Wednesday, December 19, 2012

The Penultimate Day: Mayan Calendar (sutra)

Ashley Wells, Dhr. Seven, Amber Dorrian, Xochitl, CC Liu, Wisdom Quarterly, COUNTDOWN: -2
Siddhartha meets Mara under the Bodhi tree the night before the dawn of enlightenment.
"Therefore, since the world has still/Much good, but much less good than ill,/And while the sun and moon endure,/Luck's a chance, but trouble's sure,/I'd face it as a wise man would,/And train for ill and not for good./But take it: if the smack is sour/The better for the embittered hour;/It will do good to heart and head..." (A.E. Housman).
 
Well, this just about does it for us in the Old Age. "Any last words, Zaphod?" "No." "Trillian?" "No."
 
"I don't have any either," Arthur Dent exclaimed. 

"We figured that, monkey man."

"You, Ford?" "Well, I find the prospect of death contracts the mind wonderfully."

Fortunately, Trillian's been meditating. So she's saved, and her eventual liberation is guaranteed. Not as much can be said for the rest of us. We did make some merit, good karma, and that's a comfort.
 
(Dhammalokasuttas, Perth, Australia) Ajahn Brahmali explains the discourse on "Fear and Dread" (Bhayabherava Sutta, Middle Length Discourses 4).

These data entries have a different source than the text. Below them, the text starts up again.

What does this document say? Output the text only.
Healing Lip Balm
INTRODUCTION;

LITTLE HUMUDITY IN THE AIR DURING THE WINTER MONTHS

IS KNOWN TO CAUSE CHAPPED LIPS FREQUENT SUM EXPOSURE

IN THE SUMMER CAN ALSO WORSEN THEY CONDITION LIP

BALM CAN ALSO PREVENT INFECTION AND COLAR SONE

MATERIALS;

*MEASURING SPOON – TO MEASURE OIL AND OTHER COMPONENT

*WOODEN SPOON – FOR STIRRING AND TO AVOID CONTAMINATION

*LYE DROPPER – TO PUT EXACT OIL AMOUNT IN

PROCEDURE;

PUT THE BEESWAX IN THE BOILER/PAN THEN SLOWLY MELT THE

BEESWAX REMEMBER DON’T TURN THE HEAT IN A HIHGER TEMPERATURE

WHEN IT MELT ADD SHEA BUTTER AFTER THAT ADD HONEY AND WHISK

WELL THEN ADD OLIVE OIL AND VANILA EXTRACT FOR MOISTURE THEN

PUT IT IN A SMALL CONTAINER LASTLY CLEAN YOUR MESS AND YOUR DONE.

Fear not for fear weakens one. Love.
Near the end, this is the end, what to do as it ends? Shall we glance at the nice town, review its war plan, tour the mass graves? If we know there's nothing to fear but this very fear itself, how shall we dispel the fear? It is a problem as old as ancient India. At that time the Buddha dispelled fear by delivering this sutra.  
 
Study Guide: Discourse on Fear and Dread
Sati Center for Buddhist Studies Sutta Study Program 2008-2009 (edited)
Fearless mudra (samuizoom.com)
The Pali commentary to this discourse explains that if someone attaining meditative absorption (jhana) with a white disk (kasina), focusing until whiteness fills the mind, emerges from absorption unexpectedly at night then he or she might mistakenly think it is daytime. But this explanation seems forced. 

Another explanation is that a mistake was made during the [memorization, repeating, and] transmission of this part of this discourse. In other words, perhaps the text originally had something that made better sense.

This theory is supported by the fact that the Chinese version has alternative wording:
 
Abhaya gesture (mesosyn.com)
“Both day and night, some recluses do not understand the path of the Dharma.” It also has a different description of the third knowledge (Section 31). It contains no mention of the Four Noble Truths or the fourfold formula for the taints (defilements of heart/mind).

The Chinese (EA 31.1) simply has: When my mind became composed, purified, clarified, without blemish, without defilement, grown soft and workable, fixed, and immovable, I called to mind knowledge to eliminate the taints. Then I truly knew suffering (T125 p666c15).
 
Given the centrality of the Four Noble Truths and the importance of the Buddha’s enlightenment, it seems unlikely that this would have been dropped during transmission. It is more likely that it was added to the Pali version sometime after the original composition. Some support for this idea is found in MN 6 (Section 19), MN12 (Section 19)... More
 
Penultimate?
(Wonderlane/flickr.com)
"Next to last." That's not today. That's not even tomorrow. We're always living in the last moment, because every moment ends with a falling phase. If we could see that, we would not cling. But we do not see that, so we fear (a kind of hate). Or we desire. Or we become confused. And in our aversion-attraction-delusion, we grasp. Then we cling. And so are born all manner of troubles. Fear not. Love more. Sit in self-development to quicken the personal evolution that is trying to happen. Let the solstice, the New age, the advent of the next cycle help speed up the process.